Şeyh Fahrettin Batman'inin Azim ve Kararlılığı
Şeyh Fahrettin, büyük bir azim ve kararlılığa sahipti. Büyük ve uzun vadeli düşünür, geleceğe umutla bakardı. Zihninde önemli projeler vardı. İslami kimliğimizi kaybetmeden modern çağa ayak uydurmanın gerekliliğine inanıyordu. Okuduğu Nur Risalelerinin etkisi ve İmam-Hatip sınavlarına girme vesilesi ile klasik İslamî ilimler yanında modern ilimleri de öğrenmişti. Kendisi bu limleri okuduğu gibi talebelerine de bunları öğrenmelerini tavsiye ederdi. İleride üniversiteye giderek çok daha yetkili bir konuma gelmeyi planlıyordu. Özellikle Diyanet teşkilatında, çağın gerekleri doğrultusunda ciddi değişiklikler yapmanın gerekliliğine inanırdı. Diyanet teşkilatının, Türkiye’nin en ücra köşelerine kadar uzanan geniş bir ağla büyük imkanlara sahip olduğunu ancak bir çok din görevlisinin, sahip oldukları göreve ehil olmamaları nedeniyle bu teşkilattan beklenen hizmetin gereği gibi yapılamadığını, dolayısıyla bu teşkilatın revize edilerek ehliyetsiz görevlilerden arındırılması gerektiğini ifade ederdi.

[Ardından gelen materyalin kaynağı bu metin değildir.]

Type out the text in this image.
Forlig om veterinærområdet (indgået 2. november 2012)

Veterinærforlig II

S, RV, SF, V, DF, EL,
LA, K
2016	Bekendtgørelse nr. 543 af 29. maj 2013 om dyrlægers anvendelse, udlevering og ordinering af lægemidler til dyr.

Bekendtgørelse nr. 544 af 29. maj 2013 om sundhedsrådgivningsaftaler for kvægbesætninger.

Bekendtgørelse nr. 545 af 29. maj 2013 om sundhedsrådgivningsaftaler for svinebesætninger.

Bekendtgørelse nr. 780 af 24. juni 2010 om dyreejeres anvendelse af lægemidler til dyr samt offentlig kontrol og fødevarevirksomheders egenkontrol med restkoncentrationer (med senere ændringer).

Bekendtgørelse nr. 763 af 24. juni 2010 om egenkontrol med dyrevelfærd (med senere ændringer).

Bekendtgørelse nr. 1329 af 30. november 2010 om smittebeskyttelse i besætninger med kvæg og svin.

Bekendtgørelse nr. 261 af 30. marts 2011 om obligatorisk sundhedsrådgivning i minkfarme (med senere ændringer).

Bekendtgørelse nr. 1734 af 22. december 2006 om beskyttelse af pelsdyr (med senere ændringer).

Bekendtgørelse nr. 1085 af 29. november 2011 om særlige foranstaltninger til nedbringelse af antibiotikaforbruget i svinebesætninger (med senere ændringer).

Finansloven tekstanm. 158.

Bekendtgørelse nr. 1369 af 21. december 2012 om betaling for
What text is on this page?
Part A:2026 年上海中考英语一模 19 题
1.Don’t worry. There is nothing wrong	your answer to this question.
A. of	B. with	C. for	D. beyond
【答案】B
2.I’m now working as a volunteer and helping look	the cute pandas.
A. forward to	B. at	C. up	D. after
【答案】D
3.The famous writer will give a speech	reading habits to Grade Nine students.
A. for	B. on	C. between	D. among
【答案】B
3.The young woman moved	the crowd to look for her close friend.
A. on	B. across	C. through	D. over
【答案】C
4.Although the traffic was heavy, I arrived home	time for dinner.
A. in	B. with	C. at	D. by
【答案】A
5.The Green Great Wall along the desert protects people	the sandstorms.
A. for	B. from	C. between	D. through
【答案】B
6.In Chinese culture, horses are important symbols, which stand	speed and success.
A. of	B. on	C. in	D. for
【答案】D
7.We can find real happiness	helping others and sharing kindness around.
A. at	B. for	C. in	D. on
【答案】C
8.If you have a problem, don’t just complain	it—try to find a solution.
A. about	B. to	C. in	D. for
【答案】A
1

Şeyh Fahrettin Batman'inin Sosyal Faaliyetleri
Şeyh Fahrettin, hem ilim çevreleri hem de halk tarafından son derece sevilip sayılırdı. Kendisi de bu saygın kişiliğini halkın huzur ve sükununu, birlik ve beraberliğini temin için kullanırdı. Resmi bir görevi olmamakla birlikte bulunduğu camide imamlık yapar, hutbe okur, vaaz eder ve tasavvufî faaliyetlerde bulunurdu. Böylece halkı dini ve manevi yönden aydınlatıp her türlü kötülüğün, fitne ve fesadın kaynağı olan cehaletten kurtarmaya gayret ederdi. Yaşadığı bölgede aileler ve aşiretler arasındaki anlaşmazlıklara müdahele ederek onları barıştırır, cinayetlerin, fitne ve fesadın meydana gelmesini ve yayılmasını önlerdi. Örneğin tasavvuf üstadı Şeyh Seyda hazretlerinin de tavsiyesi üzerine Siirt'in Pervari ilçesinin yaylasına giderek orada kalan Davudi aşireti ile göçenleri barıştırmış, böylece bu aşiretler arasında yıllardan beri devam edegelen düşmanlık ve ihtilaflar, onun çabasıyla bertaraf edilmişti. Ayrıca Batman yöresinde, tanınmış Raman ve Alikan aşiretleri arasında barışı sağladı. Bu iki büyük aşiret arasında barışı gerçekleştirmek suretiyle bir çok cinayet ve ölümlerin önüne geçmişti. Bu hadiseden dolayı halk arasındaki itibarı ve saygınlığı bir kat daha artmıştı. Şeyh Fahrettin, ilmî, tasavvufî ve sosyal faaliyetleri ile Türkiye'nin her tarafında tanınınca, dindarlıkla tanınan Konya halkı, bu büyük zatı Konya'ya götürmek için harekete geçmiş ve eşyasını götürmek için bir kamyon tutup Batman'a gelmişlerdi. Ancak bunu duyan Batman halkı kamyonun etrafını sararak evin taşınmasına ve kamyonun hareket etmesine engel olmuşlardı.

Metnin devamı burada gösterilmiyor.